[<prev] [next>] [thread-next>] [day] [month] [year] [list]
Message-Id: <20121210.095929.249234826.d.hatayama@jp.fujitsu.com>
Date: Mon, 10 Dec 2012 09:59:29 +0900 (JST)
From: HATAYAMA Daisuke <d.hatayama@...fujitsu.com>
To: cpw@....com
Cc: vgoyal@...hat.com, kexec@...ts.infradead.org, ptesarik@...e.cz,
linux-kernel@...r.kernel.org, kumagai-atsushi@....nes.nec.co.jp,
""@jp.fujitsu.com
Subject: Re: [PATCH] makedumpfile: request the kernel do page scans
From: Cliff Wickman <cpw@....com>
Subject: Re: [PATCH] makedumpfile: request the kernel do page scans
Date: Mon, 19 Nov 2012 12:07:10 -0600
> On Fri, Nov 16, 2012 at 03:39:44PM -0500, Vivek Goyal wrote:
>> On Thu, Nov 15, 2012 at 04:52:40PM -0600, Cliff Wickman wrote:
>> >
>> > Gentlemen,
>> >
>> > I know this is rather late to the game, given all the recent work to speed
>> > up makedumpfile and reduce the memory that it consumes.

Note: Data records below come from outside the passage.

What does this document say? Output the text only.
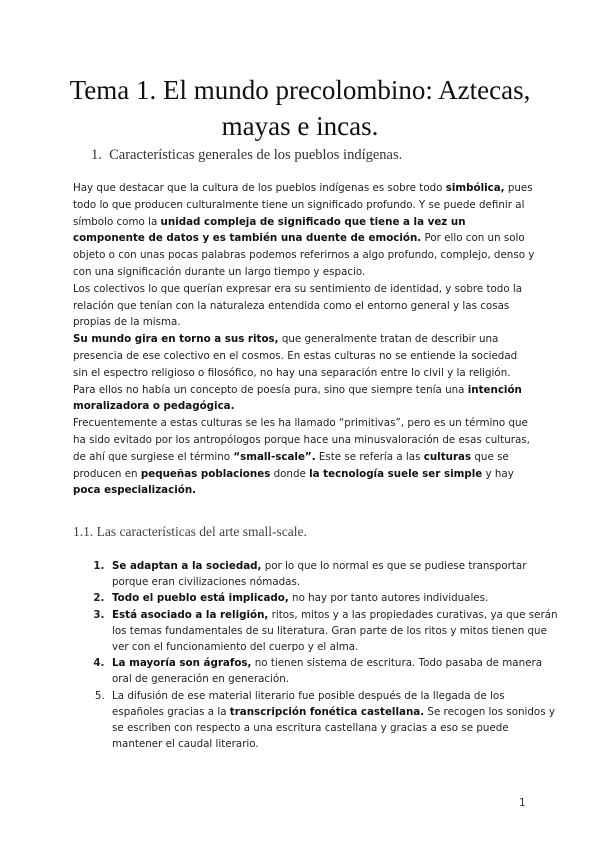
Tema 1. El mundo precolombino: Aztecas, mayas e incas.
1. Características generales de los pueblos indígenas.

Hay que destacar que la cultura de los pueblos indígenas es sobre todo simbólica, pues todo lo que producen culturalmente tiene un significado profundo. Y se puede definir al símbolo como la unidad compleja de significado que tiene a la vez un componente de datos y es también una duente de emoción. Por ello con un solo objeto o con unas pocas palabras podemos referirnos a algo profundo, complejo, denso y con una significación durante un largo tiempo y espacio.

Los colectivos lo que querían expresar era su sentimiento de identidad, y sobre todo la relación que tenían con la naturaleza entendida como el entorno general y las cosas propias de la misma.

Su mundo gira en torno a sus ritos, que generalmente tratan de describir una presencia de ese colectivo en el cosmos. En estas culturas no se entiende la sociedad sin el espectro religioso o filosófico, no hay una separación entre lo civil y la religión.

Para ellos no había un concepto de poesía pura, sino que siempre tenía una intención moralizadora o pedagógica.

Frecuentemente a estas culturas se les ha llamado “primitivas”, pero es un término que ha sido evitado por los antropólogos porque hace una minusvaloración de esas culturas, de ahí que surgiese el término “small-scale”. Este se refería a las culturas que se producen en pequeñas poblaciones donde la tecnología suele ser simple y hay poca especialización.

1.1. Las características del arte small-scale.
1. Se adaptan a la sociedad, por lo que lo normal es que se pudiese transportar porque eran civilizaciones nómadas.
2. Todo el pueblo está implicado, no hay por tanto autores individuales.
3. Está asociado a la religión, ritos, mitos y a las propiedades curativas, ya que serán los temas fundamentales de su literatura. Gran parte de los ritos y mitos tienen que ver con el funcionamiento del cuerpo y el alma.
4. La mayoría son ágrafos, no tienen sistema de escritura. Todo pasaba de manera oral de generación en generación.
5. La difusión de ese material literario fue posible después de la llegada de los españoles gracias a la transcripción fonética castellana. Se recogen los sonidos y se escriben con respecto a una escritura castellana y gracias a eso se puede mantener el caudal literario.
1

>> > But I've been experimenting with asking the kernel to scan the page tables
>> > instead of reading all those page structures through /proc/vmcore.
>> >
>> > The results are rather dramatic -- if they weren't I would not presume to
>> > suggest such a radical path.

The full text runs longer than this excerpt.